Zehn Jahre nach einem wegweisenden Urteil des Ständigen Schiedshofs, das Pekings maritime Ansprüche im Südchinesischen Meer für ungültig erklärte, geben philippinische Fischer an, dass sie immer noch keinen freien Zugang zum Scarborough-Riff haben. Sie prangern die zunehmenden Belästigungen durch chinesische Schiffe an, die sie ihrer Aussage nach daran hindern, in einem der fischreichsten Gebiete der Region zu fischen.
Das Scarborough-Riff vor der Küste der philippinischen Provinz Zambales steht seit 2012 de facto unter chinesischer Kontrolle. 2016 urteilte der Ständige Schiedshof, dass Pekings weitreichende Gebietsansprüche im Südchinesischen Meer keine völkerrechtliche Grundlage haben. Das Urteil ging jedoch nicht auf die Frage der Souveränität über das Riff selbst ein.
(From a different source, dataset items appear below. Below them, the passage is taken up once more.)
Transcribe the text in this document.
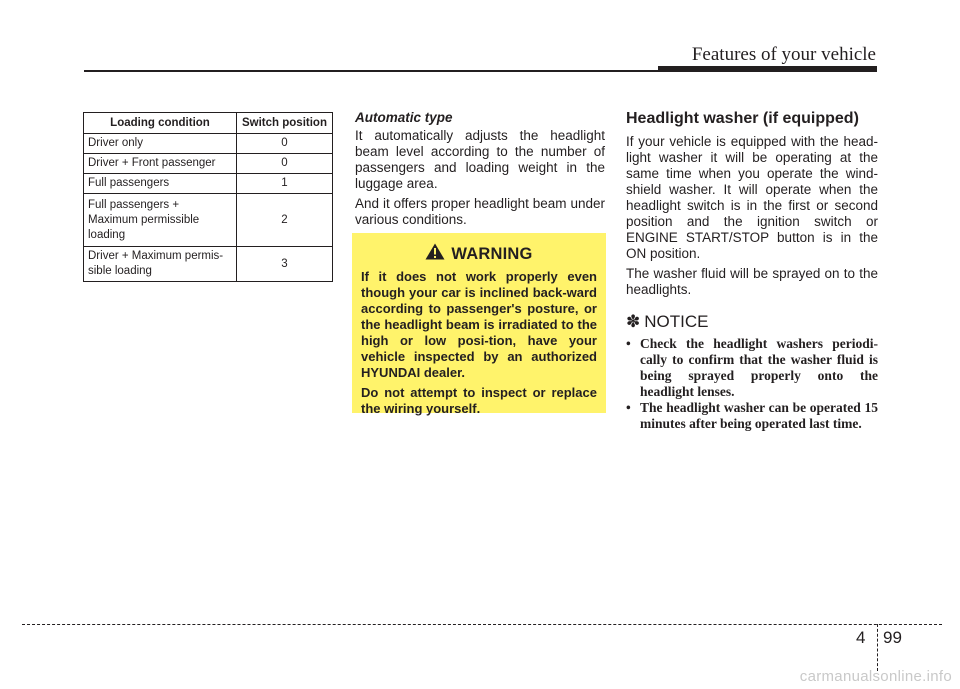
Features of your vehicle
Loading condition	Switch position
Driver only	0
Driver + Front passenger	0
Full passengers	1
Full passengers +
Maximum permissible
loading	2
Driver + Maximum permis-
sible loading	3

Automatic type

It automatically adjusts the headlight beam level according to the number of passengers and loading weight in the luggage area.

And it offers proper headlight beam under various conditions.

WARNING

If it does not work properly even though your car is inclined back-ward according to passenger's posture, or the headlight beam is irradiated to the high or low posi-tion, have your vehicle inspected by an authorized HYUNDAI dealer.

Do not attempt to inspect or replace the wiring yourself.

Headlight washer (if equipped)

If your vehicle is equipped with the head-light washer it will be operating at the same time when you operate the wind-shield washer. It will operate when the headlight switch is in the first or second position and the ignition switch or ENGINE START/STOP button is in the ON position.

The washer fluid will be sprayed on to the headlights.

✽ NOTICE
• Check the headlight washers periodi-cally to confirm that the washer fluid is being sprayed properly onto the headlight lenses.
• The headlight washer can be operated 15 minutes after being operated last time.
4 99
carmanualsonline.info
Das Gericht urteilte außerdem, dass die Gewässer um das Riff, in China als Huangyan Dao bekannt, ein traditionelles Fischereigebiet darstellen, das von mehreren Ländern, darunter den Philippinen, China und Vietnam, genutzt wird. Diese Entscheidung stärkte Manilas diplomatische Position und brachte dem Land verstärkte Unterstützung in der internationalen Gemeinschaft ein.
Vor Ort berichten Fischer in der Küstenstadt Masinloc jedoch, dass sich ihr Alltag kaum verändert hat. Viele erklären, dass sie früher nachts oder zu Zeiten, in denen keine chinesischen Patrouillen zu sehen waren, zum Riff hinausfuhren. Jetzt hätten sie diese Ausflüge aufgegeben, da sie vermuten, dass die chinesischen Schiffe ihre Operationen verstärkt hätten, um sie systematisch zu vertreiben.
Diese Berichte verdeutlichen den Kontrast zwischen dem juristischen Sieg der Philippinen im Jahr 2016 und der Realität auf See, wo China weiterhin die effektive Kontrolle über dieses strategisch wichtige Gebiet ausübt. Die Spannungen im Südchinesischen Meer bleiben somit trotz Urteilen internationaler Gerichte ein Hauptstreitpunkt zwischen Peking und mehreren Nachbarländern.